Finance Minister Enoch Godongwana signalled in November that he would announce new tax measures to raise an additional R15 billion in this year’s budget.
PwC said revenue collection for the current fiscal year has underperformed the minister’s estimates from last year’s budget.
National Treasury forecast revenue of R1.78 trillion in last year’s budget, expecting growth of 6% from the previous financial year.
This was based upon a sharp decline in corporate tax collections as commodity prices would fall throughout 2023, reducing mining companies’ profits.
However, the decline was steeper than expected, and load-shedding was more severe. This resulted in the National Treasury revising its forecasted revenue down by R56 billion in the Medium-Term Budget Policy Statement (MTBPS).
PwC expects revenue collections to be in line with the estimates in the MTBPS.
In the MTBPS, the National Treasury estimated tax revenues for the coming financial year ending in 2025 to be R1.85 trillion, which is R54 billion less than forecasted in last year’s budget.
This forecast includes an unspecified proposed increase in taxes amounting to R15 billion, the details of which will be announced in the Budget 2024.
National Treasury has said tax increases would be a last resort. It hoped that revenue collections for the current fiscal year exceed expectations and, thus, the medium-term outlook improves.
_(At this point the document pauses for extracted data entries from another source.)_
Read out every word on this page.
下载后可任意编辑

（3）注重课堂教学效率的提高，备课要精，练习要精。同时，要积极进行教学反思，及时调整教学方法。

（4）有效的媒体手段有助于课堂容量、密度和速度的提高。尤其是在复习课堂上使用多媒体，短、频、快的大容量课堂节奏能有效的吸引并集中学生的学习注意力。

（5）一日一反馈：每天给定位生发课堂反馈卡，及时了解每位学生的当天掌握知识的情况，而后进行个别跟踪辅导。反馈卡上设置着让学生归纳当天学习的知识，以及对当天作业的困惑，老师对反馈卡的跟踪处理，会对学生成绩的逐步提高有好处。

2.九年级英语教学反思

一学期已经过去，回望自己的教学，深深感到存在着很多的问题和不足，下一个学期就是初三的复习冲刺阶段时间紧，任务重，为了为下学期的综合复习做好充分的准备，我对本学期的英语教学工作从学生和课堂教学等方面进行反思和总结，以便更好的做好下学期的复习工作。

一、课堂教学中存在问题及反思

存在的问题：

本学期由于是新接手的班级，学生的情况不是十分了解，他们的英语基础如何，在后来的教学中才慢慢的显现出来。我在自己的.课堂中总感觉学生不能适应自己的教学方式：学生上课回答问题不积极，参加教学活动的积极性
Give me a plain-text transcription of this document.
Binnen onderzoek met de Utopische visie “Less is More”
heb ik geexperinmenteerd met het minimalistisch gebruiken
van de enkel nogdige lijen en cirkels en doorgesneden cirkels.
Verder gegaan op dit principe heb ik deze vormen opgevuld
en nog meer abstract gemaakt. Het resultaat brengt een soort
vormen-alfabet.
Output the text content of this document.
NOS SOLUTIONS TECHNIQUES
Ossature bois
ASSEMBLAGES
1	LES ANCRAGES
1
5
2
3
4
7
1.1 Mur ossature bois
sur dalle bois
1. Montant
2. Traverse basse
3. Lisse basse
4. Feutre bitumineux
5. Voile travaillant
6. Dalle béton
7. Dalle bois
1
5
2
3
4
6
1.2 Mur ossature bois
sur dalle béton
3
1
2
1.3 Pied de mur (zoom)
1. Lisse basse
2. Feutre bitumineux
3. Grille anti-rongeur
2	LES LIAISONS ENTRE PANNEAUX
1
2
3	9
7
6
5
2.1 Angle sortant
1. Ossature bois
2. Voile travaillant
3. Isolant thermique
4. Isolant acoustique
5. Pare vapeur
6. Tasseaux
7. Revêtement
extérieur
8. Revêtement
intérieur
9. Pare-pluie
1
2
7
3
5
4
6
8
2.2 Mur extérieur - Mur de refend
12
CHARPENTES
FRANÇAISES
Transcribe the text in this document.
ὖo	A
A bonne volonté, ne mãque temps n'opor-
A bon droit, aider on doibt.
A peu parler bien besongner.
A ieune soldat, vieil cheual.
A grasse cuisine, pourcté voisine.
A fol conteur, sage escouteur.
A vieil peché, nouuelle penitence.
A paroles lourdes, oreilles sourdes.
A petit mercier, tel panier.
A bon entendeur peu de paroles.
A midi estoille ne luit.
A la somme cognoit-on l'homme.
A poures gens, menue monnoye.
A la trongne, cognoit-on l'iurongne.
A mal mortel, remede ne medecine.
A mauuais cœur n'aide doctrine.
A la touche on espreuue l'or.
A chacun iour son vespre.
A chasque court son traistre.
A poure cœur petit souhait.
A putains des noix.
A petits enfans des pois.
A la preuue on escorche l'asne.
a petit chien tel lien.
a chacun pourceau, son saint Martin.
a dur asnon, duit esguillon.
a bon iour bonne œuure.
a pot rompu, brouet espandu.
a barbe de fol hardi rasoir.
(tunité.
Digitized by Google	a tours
“However, we do not expect this to occur and that the government will proceed with the tax increases announced in the MTBPS 2023,” PwC said.
To raise an additional R15 billion in tax revenue, the government must raise the corporate income tax rate by 1.4% to 28.4%, personal income tax by 0.5% across all bands, or increase VAT by 0.5% to 15.5%.
Of these potential increases, PwC expects the National Treasury to raise VAT as there is no scope to raise corporate or personal income tax rates.
Personal income tax has largely been exhausted, and corporate taxes have been a “volatile” and “unreliable” revenue source in recent years.
That’s partly due to mining companies, which have contributed to previous windfalls, facing a knock to their profits from lower commodity prices, power cuts and logistics snarl-ups.
The key question is whether the government will be brave enough to raise the VAT rate in an election year.